C'était ouvertement le but recherché
dans cette "Targa ... Folie" (mais pas trop quand même...). En
effet, dans cette épreuve de 120 minutes, outre 6 segments disputés
sur la traditionnelle piste Carrera de Manage, les concurrents
devaient disputer 2 segments sur un tracé de type délibérément
"routier" et ce avec des voitures désormais plus habituées à
évoluer sur des tracés bien planes et sans trop d'imprévu tant au
niveau du tracé que des bords de piste... Les "historiens" du sport
auto auront en outre remarqué que les 1/32e utilisées étaient des
répliques de bolides qui, pour beaucoup d'entre eux, furent eux
aussi en leur temps convié à rouler de temps à autre sur des tracés
routiers (Targa Florio mais également Tour de France, premier
circuit du Mugello, Ronde cévenole, etc...). Le temps et la place
disponibles n'étant pas illimités, le tracé proposé (en Ninco 2
voies) n'avait certes pas la majesté et l'ampleur des circuits
cités ci dessus... (ex: le circuit de la Targa Florio faisait plus
de 70 kilomètres...) mais a sans doute permis aux concurrents
présents ce vendredi de revivre - toutes proportions évidemment
gardées - quelques unes des sensations vécues par les pilotes
lorsqu'ils s'élançaient sur ces tracés montagneux au volant de
protos plus habitués à rouler sur des tracés moins tourmentés...
Quoique doté d'un relief très prononcé, d'un tracé très technique
et de bords de piste très ... variés, le circuit routier est
demeuré praticable pour la plupart des voitures engagées et ce sans
retouche majeure. C'est encore du côté des poignées qu'il fut
parfois nécessaire d'adapter les réglages.

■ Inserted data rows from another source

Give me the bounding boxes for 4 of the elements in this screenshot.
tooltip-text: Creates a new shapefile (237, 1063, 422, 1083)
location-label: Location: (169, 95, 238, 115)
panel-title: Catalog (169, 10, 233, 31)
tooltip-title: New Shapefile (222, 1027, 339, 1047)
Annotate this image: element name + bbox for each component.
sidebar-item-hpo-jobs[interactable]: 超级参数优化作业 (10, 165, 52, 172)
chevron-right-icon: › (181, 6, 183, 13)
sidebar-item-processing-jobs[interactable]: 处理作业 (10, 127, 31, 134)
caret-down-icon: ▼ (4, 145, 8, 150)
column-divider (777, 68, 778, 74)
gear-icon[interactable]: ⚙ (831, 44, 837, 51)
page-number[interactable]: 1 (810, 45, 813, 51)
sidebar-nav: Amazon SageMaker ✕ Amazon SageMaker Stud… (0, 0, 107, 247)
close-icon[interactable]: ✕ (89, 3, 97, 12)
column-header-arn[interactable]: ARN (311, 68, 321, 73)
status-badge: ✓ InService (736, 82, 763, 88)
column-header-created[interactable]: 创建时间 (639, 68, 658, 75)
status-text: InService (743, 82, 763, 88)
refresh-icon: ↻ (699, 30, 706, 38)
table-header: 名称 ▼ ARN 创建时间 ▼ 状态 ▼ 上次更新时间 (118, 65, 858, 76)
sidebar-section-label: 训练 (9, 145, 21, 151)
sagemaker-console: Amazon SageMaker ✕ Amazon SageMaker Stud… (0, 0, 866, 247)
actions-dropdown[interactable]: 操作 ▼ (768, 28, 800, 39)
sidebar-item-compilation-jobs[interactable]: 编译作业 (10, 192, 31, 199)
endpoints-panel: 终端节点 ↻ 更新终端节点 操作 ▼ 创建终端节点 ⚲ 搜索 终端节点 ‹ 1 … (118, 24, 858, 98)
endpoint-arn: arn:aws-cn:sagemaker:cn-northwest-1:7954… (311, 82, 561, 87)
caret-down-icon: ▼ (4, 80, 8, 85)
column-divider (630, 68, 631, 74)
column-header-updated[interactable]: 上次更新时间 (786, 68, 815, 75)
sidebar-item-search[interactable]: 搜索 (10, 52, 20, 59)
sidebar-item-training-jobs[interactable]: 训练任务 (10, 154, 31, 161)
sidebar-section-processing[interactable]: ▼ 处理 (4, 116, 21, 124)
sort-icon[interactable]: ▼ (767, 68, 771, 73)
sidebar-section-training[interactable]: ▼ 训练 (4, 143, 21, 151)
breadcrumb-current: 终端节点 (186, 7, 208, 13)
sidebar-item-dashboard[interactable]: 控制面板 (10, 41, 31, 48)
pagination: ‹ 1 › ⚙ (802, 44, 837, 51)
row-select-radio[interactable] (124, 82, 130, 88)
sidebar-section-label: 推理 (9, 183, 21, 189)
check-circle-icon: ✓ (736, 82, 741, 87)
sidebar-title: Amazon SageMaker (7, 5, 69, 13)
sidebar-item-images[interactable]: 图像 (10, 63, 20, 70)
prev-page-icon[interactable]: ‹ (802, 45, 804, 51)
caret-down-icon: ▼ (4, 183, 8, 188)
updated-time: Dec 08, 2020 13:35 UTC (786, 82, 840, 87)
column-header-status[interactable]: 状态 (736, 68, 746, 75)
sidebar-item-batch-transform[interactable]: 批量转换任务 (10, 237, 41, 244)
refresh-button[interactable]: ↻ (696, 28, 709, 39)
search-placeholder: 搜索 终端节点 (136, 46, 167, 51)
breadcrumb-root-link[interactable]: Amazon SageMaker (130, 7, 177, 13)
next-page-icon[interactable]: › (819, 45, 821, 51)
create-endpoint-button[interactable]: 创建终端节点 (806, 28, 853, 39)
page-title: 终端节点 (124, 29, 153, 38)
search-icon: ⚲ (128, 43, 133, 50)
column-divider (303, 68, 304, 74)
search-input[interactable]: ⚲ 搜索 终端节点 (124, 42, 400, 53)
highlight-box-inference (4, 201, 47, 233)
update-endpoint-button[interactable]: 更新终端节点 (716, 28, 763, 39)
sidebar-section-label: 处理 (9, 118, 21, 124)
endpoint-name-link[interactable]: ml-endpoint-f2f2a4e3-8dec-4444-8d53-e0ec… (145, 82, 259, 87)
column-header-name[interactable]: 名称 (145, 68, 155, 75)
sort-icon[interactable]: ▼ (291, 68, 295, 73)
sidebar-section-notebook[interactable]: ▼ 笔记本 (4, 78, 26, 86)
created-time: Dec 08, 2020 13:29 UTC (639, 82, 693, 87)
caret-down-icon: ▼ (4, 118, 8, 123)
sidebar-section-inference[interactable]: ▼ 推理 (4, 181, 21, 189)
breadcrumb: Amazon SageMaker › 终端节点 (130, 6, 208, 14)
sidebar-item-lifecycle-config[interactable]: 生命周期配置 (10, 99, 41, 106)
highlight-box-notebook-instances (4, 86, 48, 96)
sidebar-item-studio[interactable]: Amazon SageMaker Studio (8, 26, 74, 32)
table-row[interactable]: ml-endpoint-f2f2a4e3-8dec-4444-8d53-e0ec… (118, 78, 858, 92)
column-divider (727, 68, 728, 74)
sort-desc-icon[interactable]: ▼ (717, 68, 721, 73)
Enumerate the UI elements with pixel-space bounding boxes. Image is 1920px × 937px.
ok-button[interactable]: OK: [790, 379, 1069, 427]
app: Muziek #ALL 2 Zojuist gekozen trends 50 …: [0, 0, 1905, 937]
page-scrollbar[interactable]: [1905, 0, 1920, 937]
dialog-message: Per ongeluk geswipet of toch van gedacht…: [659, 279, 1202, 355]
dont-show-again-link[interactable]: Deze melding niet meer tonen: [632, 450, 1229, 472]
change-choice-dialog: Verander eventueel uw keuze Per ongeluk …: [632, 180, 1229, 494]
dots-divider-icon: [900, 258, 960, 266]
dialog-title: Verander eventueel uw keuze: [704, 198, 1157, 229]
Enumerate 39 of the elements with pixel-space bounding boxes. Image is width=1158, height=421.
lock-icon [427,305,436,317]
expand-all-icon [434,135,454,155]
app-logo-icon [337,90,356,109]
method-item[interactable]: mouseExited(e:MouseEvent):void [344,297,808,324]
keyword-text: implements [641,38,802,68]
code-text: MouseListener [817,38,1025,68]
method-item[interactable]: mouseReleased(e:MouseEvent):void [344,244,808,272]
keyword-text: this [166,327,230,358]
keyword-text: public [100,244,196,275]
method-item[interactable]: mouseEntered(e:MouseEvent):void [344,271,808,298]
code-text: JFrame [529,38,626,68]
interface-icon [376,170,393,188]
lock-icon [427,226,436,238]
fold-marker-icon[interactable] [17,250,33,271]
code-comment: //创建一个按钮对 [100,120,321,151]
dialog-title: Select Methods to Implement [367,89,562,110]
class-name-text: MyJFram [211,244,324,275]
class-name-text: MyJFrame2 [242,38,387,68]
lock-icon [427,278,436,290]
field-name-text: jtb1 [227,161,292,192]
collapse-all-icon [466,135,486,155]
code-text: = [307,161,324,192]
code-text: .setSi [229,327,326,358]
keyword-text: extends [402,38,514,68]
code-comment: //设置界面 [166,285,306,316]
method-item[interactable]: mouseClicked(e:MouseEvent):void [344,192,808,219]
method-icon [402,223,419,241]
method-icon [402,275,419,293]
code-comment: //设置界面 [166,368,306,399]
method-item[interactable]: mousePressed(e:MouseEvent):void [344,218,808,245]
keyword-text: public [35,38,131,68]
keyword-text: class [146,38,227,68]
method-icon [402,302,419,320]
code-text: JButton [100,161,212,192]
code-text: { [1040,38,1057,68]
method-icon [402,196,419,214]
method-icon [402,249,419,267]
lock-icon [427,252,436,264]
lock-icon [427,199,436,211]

Quoique seulement 1/4 de la course
se disputait sur ce tracé routier, force est de constater qu'il est
révélé, comme espéré, sélectif voire même parfois décisif... Ainsi,
c'est probablement lors de ces deux segments routiers que Jean
Philippe et Julien ont construit une bonne partie de leur victoire
et ce à la poignée d'une ... Chapparral Slot-it bien efficace. Ils
devancent ainsi le trio montois (Eric & Thierry & Nicolas)
pourtant un peu plus rapide (sur une Alfa Slot it) lors des
segments sur la piste Carrera. Sur la troisième marche du podium,
Thierry VP et Pascal (Alfa slot it) ont également réussi un bon
score sur le tracé routier. Dario et son fils (Ford GT 40 Slot it)
et la paire Vitor & Renaud (sur une originale Ferrari Dino
Carrera montée sur un châssis HRS) complètent le top 5. Sixièmes,
les frères Cassayas font apparaitre une première NSR (une Ford P68)
au classement. Les voitures de Noviello se sont montrées plus
délicates que les slot it sur le tracé routier et plusieurs
voitures de cette marque vues lors des essais libres ont été par la
suite abandonnées au profit de la marque italienne concurrente. A
la 7e place, on trouve la seule GT présente au départ: une Opel ...
GT Carrera montée sur un châssis HRS. Ses prestations n'ont pas été
mauvaises du tout. Elle terminera néanmoins avec des pneus un peu
trop usés, faisant talonner la couronne de transmission sur la
piste. Eric et Romain et son fils ferment la marche après avoir
connu bien des déboires et ce dès les essais libres.